Sadly he passed away today, slipping away after six days of nursing him. He was never a ‘well’ cat – plagued with infections (throat, mouth, teeth, ears, etc) – and would reveal his ‘feral nature’ at the vets, hence my decision to let him pass away naturally. He certainly was not the most handsome, but he was a beautiful soul. And my closest confidante. Nothing was too good for him in my eyes and yet he was a simple cat, not asking for much, if anything at all.
I miss him so much already and my home feels so empty without him, but I know he is at peace now, which is the greatest gift I could give him in return for all he has done and shared with me. I love him to eternity and back, and know we will meet again in one form or another. He is watching over me, as much as I will always seek that ‘sign’ of knowing he is ok too. I think the glowing flowers in the photo today were very much the first sign.

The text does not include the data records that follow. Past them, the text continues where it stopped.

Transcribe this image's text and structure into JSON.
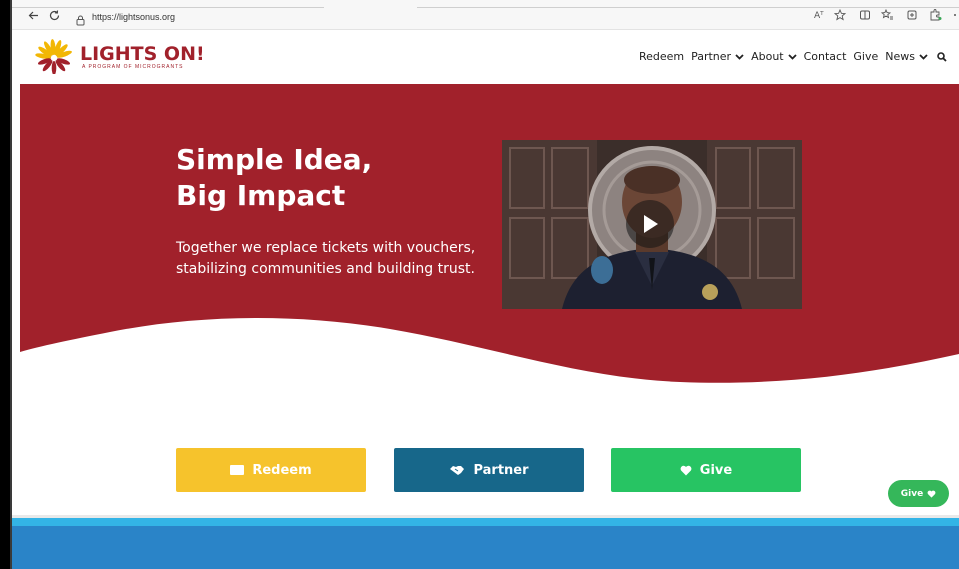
{
  "browser": {
    "url": "https://lightsonus.org",
    "back_icon": "arrow-left-icon",
    "refresh_icon": "refresh-icon",
    "lock_icon": "lock-icon",
    "toolbar_icons": [
      "read-aloud-icon",
      "favorite-star-icon",
      "split-screen-icon",
      "favorites-icon",
      "collections-icon",
      "extensions-icon",
      "more-icon"
    ],
    "read_aloud_label": "Aᵀ"
  },
  "header": {
    "logo_title": "LIGHTS ON!",
    "logo_subtitle": "A PROGRAM OF MICROGRANTS",
    "nav": [
      {
        "label": "Redeem",
        "has_dropdown": false
      },
      {
        "label": "Partner",
        "has_dropdown": true
      },
      {
        "label": "About",
        "has_dropdown": true
      },
      {
        "label": "Contact",
        "has_dropdown": false
      },
      {
        "label": "Give",
        "has_dropdown": false
      },
      {
        "label": "News",
        "has_dropdown": true
      }
    ]
  },
  "hero": {
    "title_line1": "Simple Idea,",
    "title_line2": "Big Impact",
    "text": "Together we replace tickets with vouchers, stabilizing communities and building trust."
  },
  "actions": {
    "redeem": "Redeem",
    "partner": "Partner",
    "give": "Give"
  },
  "floating_give": "Give",
  "colors": {
    "brand_red": "#a1212b",
    "logo_yellow": "#f2b705",
    "redeem_yellow": "#f6c32c",
    "partner_blue": "#17678a",
    "give_green": "#27c463",
    "footer_blue": "#2a84c8",
    "footer_light_blue": "#33b4e6"
  }
}
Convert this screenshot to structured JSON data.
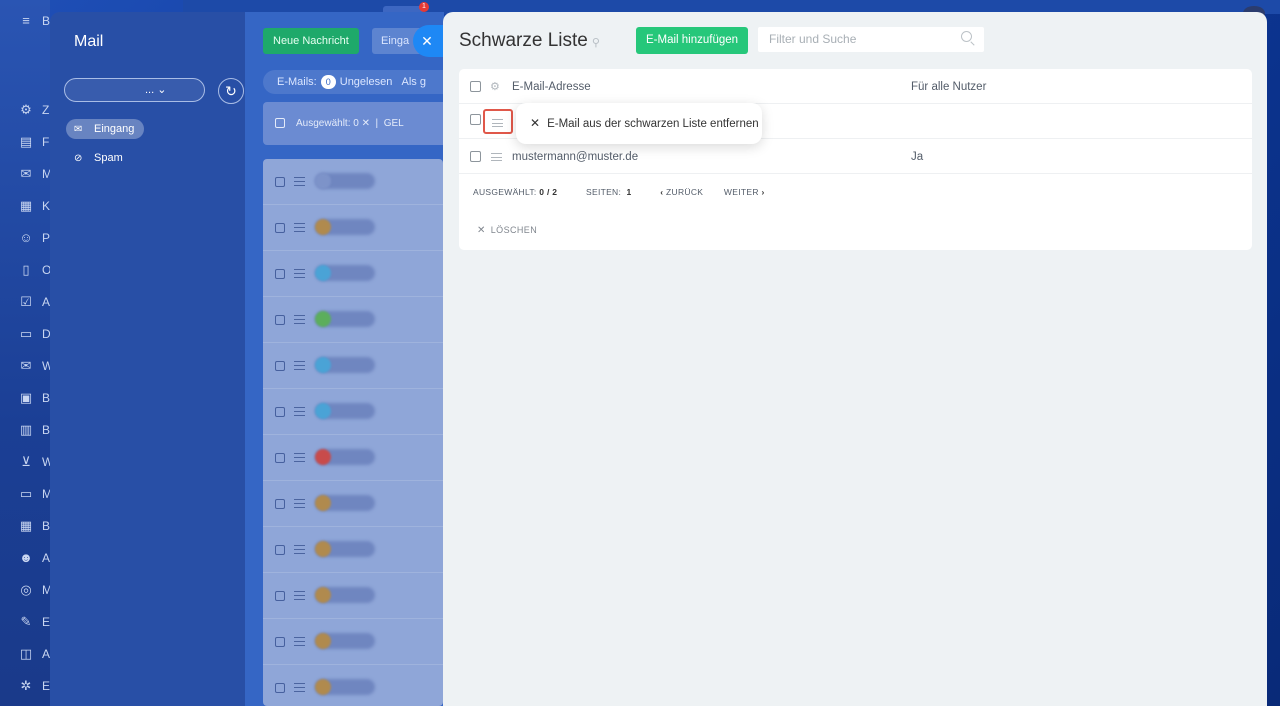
{
  "colors": {
    "accent_green": "#26c77a",
    "close_blue": "#1e88f5",
    "highlight_red": "#e0584a",
    "panel_bg": "#eef2f4"
  },
  "leftnav": {
    "items": [
      {
        "icon": "puzzle-icon",
        "letter": "Z"
      },
      {
        "icon": "document-icon",
        "letter": "F"
      },
      {
        "icon": "chat-icon",
        "letter": "M"
      },
      {
        "icon": "calendar-icon",
        "letter": "K"
      },
      {
        "icon": "contacts-icon",
        "letter": "P"
      },
      {
        "icon": "file-icon",
        "letter": "O"
      },
      {
        "icon": "tasks-icon",
        "letter": "A"
      },
      {
        "icon": "drive-icon",
        "letter": "D"
      },
      {
        "icon": "mail-icon",
        "letter": "W"
      },
      {
        "icon": "board-icon",
        "letter": "B"
      },
      {
        "icon": "analytics-icon",
        "letter": "B"
      },
      {
        "icon": "cart-icon",
        "letter": "W"
      },
      {
        "icon": "monitor-icon",
        "letter": "M"
      },
      {
        "icon": "schedule-icon",
        "letter": "B"
      },
      {
        "icon": "robot-icon",
        "letter": "A"
      },
      {
        "icon": "marketing-icon",
        "letter": "M"
      },
      {
        "icon": "edit-icon",
        "letter": "E"
      },
      {
        "icon": "apps-icon",
        "letter": "A"
      },
      {
        "icon": "settings-icon",
        "letter": "E"
      }
    ],
    "header_letter": "B"
  },
  "mail": {
    "title": "Mail",
    "selector_suffix": "...",
    "folders": [
      {
        "label": "Eingang"
      },
      {
        "label": "Spam"
      }
    ],
    "new_button": "Neue Nachricht",
    "inbox_button": "Einga",
    "stats_label": "E-Mails:",
    "stats_count": "0",
    "stats_unread": "Ungelesen",
    "stats_more": "Als g",
    "selected_label": "Ausgewählt: 0",
    "selected_action": "GEL"
  },
  "blacklist": {
    "title": "Schwarze Liste",
    "add_button": "E-Mail hinzufügen",
    "search_placeholder": "Filter und Suche",
    "header": {
      "col_email": "E-Mail-Adresse",
      "col_all_users": "Für alle Nutzer"
    },
    "rows": [
      {
        "email": "",
        "all_users": ""
      },
      {
        "email": "mustermann@muster.de",
        "all_users": "Ja"
      }
    ],
    "popup_action": "E-Mail aus der schwarzen Liste entfernen",
    "footer": {
      "selected_label": "AUSGEWÄHLT:",
      "selected_value": "0 / 2",
      "pages_label": "SEITEN:",
      "pages_value": "1",
      "back": "ZURÜCK",
      "next": "WEITER"
    },
    "delete_label": "LÖSCHEN"
  }
}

I was privileged to have him in my life. And I can’t wait to be reunited with him again in my future – somewhere, somehow, some way.
Yes, we can and do have soul mates – and yes, they do very much come in many forms. Once you find them, you’ll never want to let go.
My heart goes out to you, Romy. Nearly three years for me now (9-24-13). Her loss remains a void; I visit her grave often and occasionally she visits me. Kindred souls. The love of a cat is a blessing. Rejoice in the life that you shared together. *hugs*
I’m sorry for your loss. He sounds so sweet! Waiting by your car near his death… that breaks my heart but it’s so nice to know he had a really sweet owner who loved him.